Accountability through collective action
There can be an impulse for white people to try to get it right- to have the right analysis, language, friends, etc. What SURJ was called upon to do at our founding in 2009 was to take action- to show up when there are racist attacks, when the police attack and murder people of color in the street, their homes, our communities, in challenging structural racism, immigrant oppression and indigenous struggles. We maintain ongoing relationships, individually and organizationally with leaders and organizations led by people of color. We also know it is our work to organize other white people and we are committed to moving more white people for collective action. We can't re-build the world we want alone- we must build powerful, loving movements of millions taking action for racial justice.
Calling people in, not calling people out
Our focus is on working with white people who are already in motion. While in many activist circles there can be a culture of shame and blame, we want to bring as many white people into taking action for racial justice as possible.

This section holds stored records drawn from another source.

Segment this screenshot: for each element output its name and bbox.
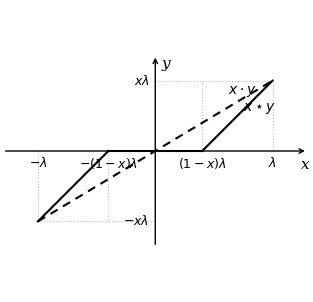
Text: $-\lambda$: $-\lambda$	[29, 156, 47, 170]
Text: $x\lambda$: $x\lambda$	[134, 74, 149, 88]
Text: $(1-x)\lambda$: $(1-x)\lambda$	[178, 156, 227, 171]
Text: $x \cdot y$: $x \cdot y$	[228, 84, 257, 99]
Text: y: y	[161, 57, 170, 71]
Text: x: x	[301, 158, 310, 172]
Text: $x \star y$: $x \star y$	[243, 101, 276, 116]
Text: $-x\lambda$: $-x\lambda$	[123, 214, 149, 228]
Text: $-(1-x)\lambda$: $-(1-x)\lambda$	[79, 156, 138, 171]
Text: $\lambda$: $\lambda$	[268, 156, 277, 170]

Take risks, make mistakes, learn and keep going
We know that we will have to take risks. Everyday, people of color take risks in living their lives with full dignity and right now we are in a moment where young black people are taking risks everyday. We challenge ourselves and other white people to take risks as well, to stand up against a racist system, actions and structures everyday. We know that in that process, we will make mistakes. Our goal is to learn from those mistakes and keep showing up again and again for what is right and for racial justice.
Tap into mutual interest
We use the term mutual interest to help us move from the idea of helping others, or just thinking about what is good for us, to understanding that our own liberation as white people, our own humanity, is inextricably linked to racial justice. Mutual interest means we cannot overcome the challenges we face unless we work for racial justice. It means our own freedom is bound up in the freedom of people of color. For Anne & Carl Braden, it was mutual interest that caused them to de-segregate an all-white neighborhood in Louisville Kentucky in 1954. It was a belief in what was right and the idea of showing up again and again for justice.